De zwerver zwierf om boodschappen over te brengen. In zijn oor gefluisterd door de wind. Hij ving ze op en zette ze om in gedichten die hij soms in zijn hoofd, soms in zijn rugzak stopte. Om ze uit te delen waar dat nodig was. Voor de angstigen had hij moed bij zich, voor de onzekeren droeg hij bevestigingen met zich mee. Voor de vragenden had hij antwoorden, zelfs als zij de vraag nog niet hadden geformuleerd. En zo liep hij, overal en nergens, om de mensen te ontmoeten die hij wat te vertellen had.

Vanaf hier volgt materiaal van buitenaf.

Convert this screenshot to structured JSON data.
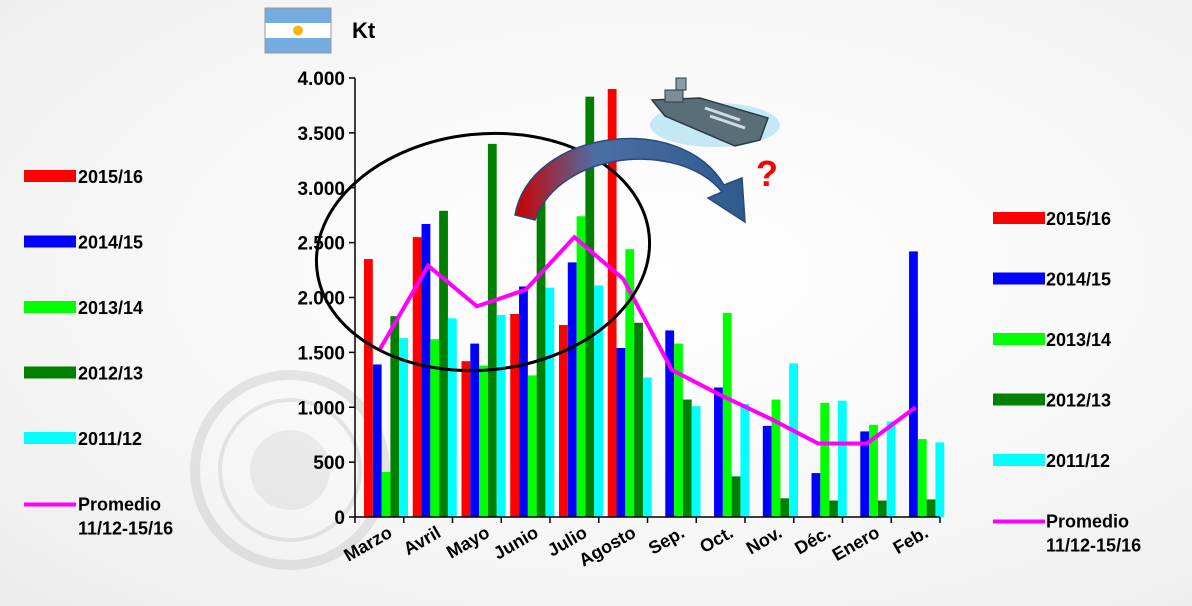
{
  "chart_data": {
    "type": "bar",
    "unit_label": "Kt",
    "categories": [
      "Marzo",
      "Avril",
      "Mayo",
      "Junio",
      "Julio",
      "Agosto",
      "Sep.",
      "Oct.",
      "Nov.",
      "Déc.",
      "Enero",
      "Feb."
    ],
    "ylim": [
      0,
      4000
    ],
    "yticks": [
      {
        "value": 0,
        "label": "0"
      },
      {
        "value": 500,
        "label": "500"
      },
      {
        "value": 1000,
        "label": "1.000"
      },
      {
        "value": 1500,
        "label": "1.500"
      },
      {
        "value": 2000,
        "label": "2.000"
      },
      {
        "value": 2500,
        "label": "2.500"
      },
      {
        "value": 3000,
        "label": "3.000"
      },
      {
        "value": 3500,
        "label": "3.500"
      },
      {
        "value": 4000,
        "label": "4.000"
      }
    ],
    "grid": false,
    "series": [
      {
        "name": "2015/16",
        "color": "#ff0000",
        "values": [
          2350,
          2550,
          1420,
          1850,
          1750,
          3900,
          null,
          null,
          null,
          null,
          null,
          null
        ]
      },
      {
        "name": "2014/15",
        "color": "#0000ff",
        "values": [
          1390,
          2670,
          1580,
          2100,
          2320,
          1540,
          1700,
          1180,
          830,
          400,
          780,
          2420
        ]
      },
      {
        "name": "2013/14",
        "color": "#00ff00",
        "values": [
          410,
          1620,
          1380,
          1290,
          2740,
          2440,
          1580,
          1860,
          1070,
          1040,
          840,
          710
        ]
      },
      {
        "name": "2012/13",
        "color": "#008000",
        "values": [
          1830,
          2790,
          3400,
          3040,
          3830,
          1770,
          1070,
          370,
          170,
          150,
          150,
          160
        ]
      },
      {
        "name": "2011/12",
        "color": "#00ffff",
        "values": [
          1630,
          1810,
          1840,
          2090,
          2110,
          1270,
          1010,
          1030,
          1400,
          1060,
          870,
          680
        ]
      }
    ],
    "line_series": {
      "name": "Promedio 11/12-15/16",
      "name_lines": [
        "Promedio",
        "11/12-15/16"
      ],
      "color": "#ff00ff",
      "values": [
        1520,
        2290,
        1920,
        2070,
        2550,
        2170,
        1340,
        1110,
        900,
        670,
        670,
        1000
      ]
    },
    "legend_placement": "left and right",
    "annotation": "?"
  }
}
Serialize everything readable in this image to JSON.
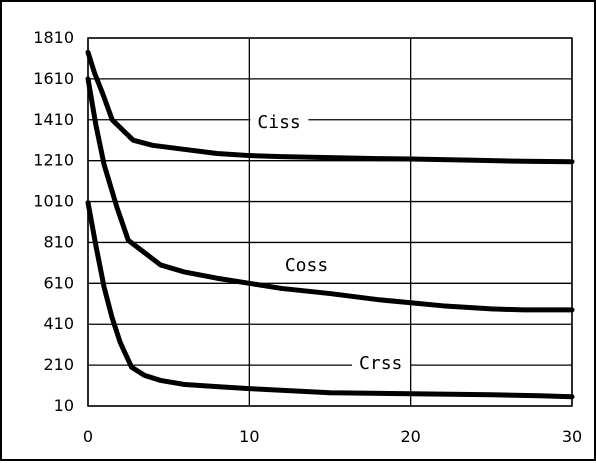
{
  "chart_data": {
    "type": "line",
    "title": "",
    "xlabel": "",
    "ylabel": "",
    "xlim": [
      0,
      30
    ],
    "ylim": [
      10,
      1810
    ],
    "x_ticks": [
      "0",
      "10",
      "20",
      "30"
    ],
    "y_ticks": [
      "10",
      "210",
      "410",
      "610",
      "810",
      "1010",
      "1210",
      "1410",
      "1610",
      "1810"
    ],
    "grid": true,
    "legend": "none",
    "series": [
      {
        "name": "Ciss",
        "label": "Ciss",
        "label_at": {
          "x": 10.5,
          "y": 1390
        },
        "color": "#000000",
        "points": [
          [
            0,
            1740
          ],
          [
            0.4,
            1640
          ],
          [
            0.9,
            1540
          ],
          [
            1.5,
            1410
          ],
          [
            2.8,
            1310
          ],
          [
            4,
            1285
          ],
          [
            6,
            1265
          ],
          [
            8,
            1245
          ],
          [
            10,
            1235
          ],
          [
            12,
            1230
          ],
          [
            15,
            1225
          ],
          [
            18,
            1220
          ],
          [
            20,
            1218
          ],
          [
            24,
            1212
          ],
          [
            27,
            1207
          ],
          [
            30,
            1205
          ]
        ]
      },
      {
        "name": "Coss",
        "label": "Coss",
        "label_at": {
          "x": 12.2,
          "y": 690
        },
        "color": "#000000",
        "points": [
          [
            0,
            1610
          ],
          [
            0.5,
            1380
          ],
          [
            1,
            1190
          ],
          [
            1.8,
            980
          ],
          [
            2.5,
            820
          ],
          [
            3.5,
            760
          ],
          [
            4.5,
            700
          ],
          [
            6,
            665
          ],
          [
            8,
            635
          ],
          [
            10,
            610
          ],
          [
            12,
            585
          ],
          [
            15,
            560
          ],
          [
            18,
            530
          ],
          [
            20,
            515
          ],
          [
            22,
            500
          ],
          [
            25,
            485
          ],
          [
            27,
            480
          ],
          [
            30,
            480
          ]
        ]
      },
      {
        "name": "Crss",
        "label": "Crss",
        "label_at": {
          "x": 16.8,
          "y": 210
        },
        "color": "#000000",
        "points": [
          [
            0,
            1005
          ],
          [
            0.5,
            790
          ],
          [
            1,
            590
          ],
          [
            1.5,
            440
          ],
          [
            2,
            320
          ],
          [
            2.7,
            200
          ],
          [
            3.5,
            160
          ],
          [
            4.5,
            135
          ],
          [
            6,
            115
          ],
          [
            8,
            105
          ],
          [
            10,
            95
          ],
          [
            15,
            75
          ],
          [
            20,
            70
          ],
          [
            25,
            65
          ],
          [
            28,
            60
          ],
          [
            30,
            55
          ]
        ]
      }
    ]
  }
}
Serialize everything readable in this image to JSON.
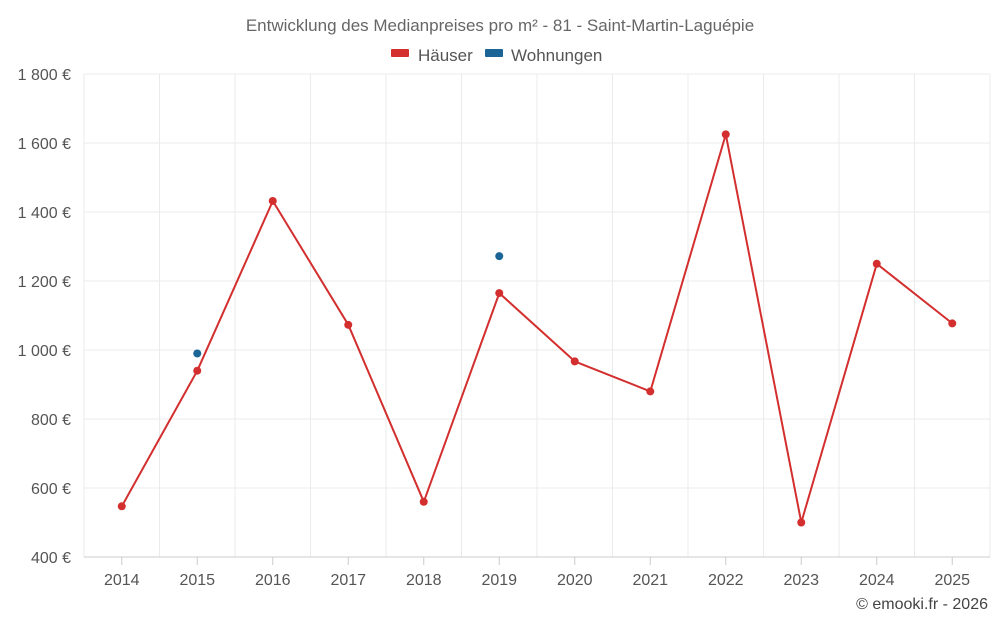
{
  "chart_data": {
    "type": "line",
    "title": "Entwicklung des Medianpreises pro m² - 81 - Saint-Martin-Laguépie",
    "x": [
      "2014",
      "2015",
      "2016",
      "2017",
      "2018",
      "2019",
      "2020",
      "2021",
      "2022",
      "2023",
      "2024",
      "2025"
    ],
    "series": [
      {
        "name": "Häuser",
        "color": "#d32f2f",
        "values": [
          547,
          940,
          1432,
          1073,
          560,
          1165,
          967,
          880,
          1625,
          500,
          1250,
          1077
        ]
      },
      {
        "name": "Wohnungen",
        "color": "#1a6496",
        "values": [
          null,
          990,
          null,
          null,
          null,
          1272,
          null,
          null,
          null,
          null,
          null,
          null
        ]
      }
    ],
    "ylim": [
      400,
      1800
    ],
    "yticks": [
      400,
      600,
      800,
      1000,
      1200,
      1400,
      1600,
      1800
    ],
    "ytick_labels": [
      "400 €",
      "600 €",
      "800 €",
      "1 000 €",
      "1 200 €",
      "1 400 €",
      "1 600 €",
      "1 800 €"
    ],
    "legend_position": "top-center",
    "grid": true
  },
  "credit": "© emooki.fr - 2026"
}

Op het eiland trof hij er velen. Hij bracht hen een lach en een traan. Inzichten stooide hij er rond en richtlijnen. Alles wat de wind hem had gebracht liet hij in warme ademgedichten los.
Struinend gaf hij weg wat hij al had en vulde voor hij weer vertrok zijn hoofd en zijn rugzak met wat de wind van het eiland hem te vertellen had. Om die fluisterwoorden in een ander ergens weer uit te delen.
Dankjewel Rodaan!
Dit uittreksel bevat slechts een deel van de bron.